Eine Änderung des Afghanistan-Mandats ist nicht erforderlich, denn die Bundeswehr verfügt über ein robustes Mandat. Verbesserungswürdig ist jedoch unverändert die Ausrüstung des deutschen Kontingents in Afghanistan. Darauf hat die FDP bereits mehrfach hingewiesen. Soldatinnen und Soldaten, die dort unter hohem persönlichen Risiko ihren Dienst versehen, haben ein Recht auf die bestmögliche Ausrüstung und Bewaffnung.
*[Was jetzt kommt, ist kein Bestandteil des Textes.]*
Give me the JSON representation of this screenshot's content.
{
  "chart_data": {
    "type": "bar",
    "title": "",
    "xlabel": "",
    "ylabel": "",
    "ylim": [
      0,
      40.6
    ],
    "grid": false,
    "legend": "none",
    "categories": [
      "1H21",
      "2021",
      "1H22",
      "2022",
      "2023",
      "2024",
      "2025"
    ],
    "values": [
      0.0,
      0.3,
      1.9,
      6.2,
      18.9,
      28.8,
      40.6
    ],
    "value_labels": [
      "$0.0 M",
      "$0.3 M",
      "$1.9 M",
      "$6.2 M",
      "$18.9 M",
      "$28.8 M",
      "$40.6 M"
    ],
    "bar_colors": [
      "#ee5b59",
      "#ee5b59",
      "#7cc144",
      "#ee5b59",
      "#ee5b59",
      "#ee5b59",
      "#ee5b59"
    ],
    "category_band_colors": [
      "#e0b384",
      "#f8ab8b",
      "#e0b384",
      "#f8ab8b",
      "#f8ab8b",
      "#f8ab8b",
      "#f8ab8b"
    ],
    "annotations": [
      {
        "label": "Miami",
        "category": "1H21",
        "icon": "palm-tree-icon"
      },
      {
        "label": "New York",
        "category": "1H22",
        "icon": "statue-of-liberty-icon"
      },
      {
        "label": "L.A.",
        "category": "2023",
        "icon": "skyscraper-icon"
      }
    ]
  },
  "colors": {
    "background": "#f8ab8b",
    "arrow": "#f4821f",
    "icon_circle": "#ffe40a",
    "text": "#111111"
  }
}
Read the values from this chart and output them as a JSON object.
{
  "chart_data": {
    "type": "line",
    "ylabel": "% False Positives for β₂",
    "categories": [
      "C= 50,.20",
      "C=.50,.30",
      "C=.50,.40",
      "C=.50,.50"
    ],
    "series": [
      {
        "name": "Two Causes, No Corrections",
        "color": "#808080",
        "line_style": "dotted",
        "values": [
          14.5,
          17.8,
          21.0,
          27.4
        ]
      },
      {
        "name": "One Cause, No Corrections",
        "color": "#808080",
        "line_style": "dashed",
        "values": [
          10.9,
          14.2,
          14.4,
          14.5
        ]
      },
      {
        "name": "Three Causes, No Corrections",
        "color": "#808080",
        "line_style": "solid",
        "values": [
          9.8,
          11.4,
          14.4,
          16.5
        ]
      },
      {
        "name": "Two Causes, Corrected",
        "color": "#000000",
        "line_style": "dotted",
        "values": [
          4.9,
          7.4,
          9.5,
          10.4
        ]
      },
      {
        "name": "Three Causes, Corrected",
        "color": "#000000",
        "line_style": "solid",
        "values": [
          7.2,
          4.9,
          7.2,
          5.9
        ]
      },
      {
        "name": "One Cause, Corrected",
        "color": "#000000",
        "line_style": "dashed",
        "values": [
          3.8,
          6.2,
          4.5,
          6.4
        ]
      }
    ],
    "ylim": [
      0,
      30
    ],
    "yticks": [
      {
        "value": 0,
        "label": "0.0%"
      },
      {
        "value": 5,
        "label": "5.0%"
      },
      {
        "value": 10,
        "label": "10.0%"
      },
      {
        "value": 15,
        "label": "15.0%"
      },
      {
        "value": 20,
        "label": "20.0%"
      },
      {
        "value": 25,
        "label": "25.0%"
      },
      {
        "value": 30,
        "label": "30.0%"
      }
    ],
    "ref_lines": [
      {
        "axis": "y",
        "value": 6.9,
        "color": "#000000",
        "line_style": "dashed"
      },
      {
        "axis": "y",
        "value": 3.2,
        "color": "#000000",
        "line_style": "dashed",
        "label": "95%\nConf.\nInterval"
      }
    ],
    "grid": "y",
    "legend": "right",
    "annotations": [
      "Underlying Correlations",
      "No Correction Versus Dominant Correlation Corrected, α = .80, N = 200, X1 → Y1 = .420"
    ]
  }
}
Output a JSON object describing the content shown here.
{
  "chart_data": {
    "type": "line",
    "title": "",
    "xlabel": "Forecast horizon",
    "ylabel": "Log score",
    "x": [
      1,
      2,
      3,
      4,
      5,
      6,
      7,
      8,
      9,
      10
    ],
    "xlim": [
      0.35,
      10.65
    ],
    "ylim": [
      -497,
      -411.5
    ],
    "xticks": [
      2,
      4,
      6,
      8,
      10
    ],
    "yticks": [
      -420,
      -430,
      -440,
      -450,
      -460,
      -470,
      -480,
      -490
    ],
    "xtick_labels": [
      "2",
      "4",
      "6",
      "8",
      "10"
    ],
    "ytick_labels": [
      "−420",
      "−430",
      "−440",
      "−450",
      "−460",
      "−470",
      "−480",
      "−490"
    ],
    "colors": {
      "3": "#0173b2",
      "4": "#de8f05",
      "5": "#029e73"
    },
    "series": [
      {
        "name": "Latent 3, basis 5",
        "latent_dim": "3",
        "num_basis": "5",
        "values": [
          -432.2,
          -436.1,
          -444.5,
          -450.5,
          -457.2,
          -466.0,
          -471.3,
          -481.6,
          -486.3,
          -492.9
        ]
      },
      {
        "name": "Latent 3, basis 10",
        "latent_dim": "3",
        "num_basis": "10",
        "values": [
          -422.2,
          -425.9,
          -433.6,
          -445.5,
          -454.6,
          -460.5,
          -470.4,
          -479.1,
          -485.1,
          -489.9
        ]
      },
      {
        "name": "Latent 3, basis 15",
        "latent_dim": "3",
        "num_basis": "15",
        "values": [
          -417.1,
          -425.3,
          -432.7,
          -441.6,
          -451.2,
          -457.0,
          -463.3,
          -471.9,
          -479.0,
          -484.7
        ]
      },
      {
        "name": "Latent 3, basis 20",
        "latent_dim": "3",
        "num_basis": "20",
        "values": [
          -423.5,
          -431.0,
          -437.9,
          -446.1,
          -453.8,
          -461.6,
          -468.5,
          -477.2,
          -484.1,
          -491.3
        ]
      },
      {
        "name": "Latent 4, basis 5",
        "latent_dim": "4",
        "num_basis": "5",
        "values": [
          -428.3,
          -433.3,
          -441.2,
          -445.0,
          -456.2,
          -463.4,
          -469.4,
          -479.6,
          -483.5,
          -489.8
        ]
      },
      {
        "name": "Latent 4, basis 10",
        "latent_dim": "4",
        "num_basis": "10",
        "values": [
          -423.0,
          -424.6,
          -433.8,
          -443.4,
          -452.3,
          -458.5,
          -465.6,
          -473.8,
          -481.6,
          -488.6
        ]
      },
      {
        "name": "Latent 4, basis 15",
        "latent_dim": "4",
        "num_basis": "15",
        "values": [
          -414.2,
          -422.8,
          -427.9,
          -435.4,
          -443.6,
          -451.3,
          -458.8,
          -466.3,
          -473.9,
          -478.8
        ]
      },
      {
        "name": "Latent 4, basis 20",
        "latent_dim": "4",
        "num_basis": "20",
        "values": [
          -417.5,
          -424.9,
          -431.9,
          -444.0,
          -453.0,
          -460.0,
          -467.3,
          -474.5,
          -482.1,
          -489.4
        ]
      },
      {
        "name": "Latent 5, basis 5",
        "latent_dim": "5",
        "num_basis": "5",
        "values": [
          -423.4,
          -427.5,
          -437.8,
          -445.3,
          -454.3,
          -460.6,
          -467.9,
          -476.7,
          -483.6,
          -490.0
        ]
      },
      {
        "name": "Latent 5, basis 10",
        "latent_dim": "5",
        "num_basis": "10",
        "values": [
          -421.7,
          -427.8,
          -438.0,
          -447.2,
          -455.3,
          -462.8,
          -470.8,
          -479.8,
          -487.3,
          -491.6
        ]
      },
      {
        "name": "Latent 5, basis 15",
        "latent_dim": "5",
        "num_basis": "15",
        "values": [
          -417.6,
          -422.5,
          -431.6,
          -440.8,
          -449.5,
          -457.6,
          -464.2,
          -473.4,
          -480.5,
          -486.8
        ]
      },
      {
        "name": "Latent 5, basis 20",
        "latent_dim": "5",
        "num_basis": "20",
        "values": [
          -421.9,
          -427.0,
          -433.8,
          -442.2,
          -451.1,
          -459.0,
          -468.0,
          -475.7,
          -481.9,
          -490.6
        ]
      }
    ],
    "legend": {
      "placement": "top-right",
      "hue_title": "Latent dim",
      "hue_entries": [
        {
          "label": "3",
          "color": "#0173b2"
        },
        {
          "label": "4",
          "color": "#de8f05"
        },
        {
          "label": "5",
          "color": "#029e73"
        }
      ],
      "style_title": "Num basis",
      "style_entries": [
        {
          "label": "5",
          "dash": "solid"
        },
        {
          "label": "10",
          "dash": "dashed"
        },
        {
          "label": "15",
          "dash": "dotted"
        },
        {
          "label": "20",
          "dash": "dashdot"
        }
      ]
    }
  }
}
Angesichts der sich zuspitzenden Sicherheitslage auch im Norden Afghanistans muß die Ausstattung des Fuhrparks mit gepanzerten und teilgepanzerten Fahrzeugen verbessert werden.

Die FDP fordert die Bundesregierung auf, sicherzustellen, dass die Soldatinnen und Soldaten im Einsatz über eine Ausrüstung verfügen, die bestmöglichen Schutz bietet.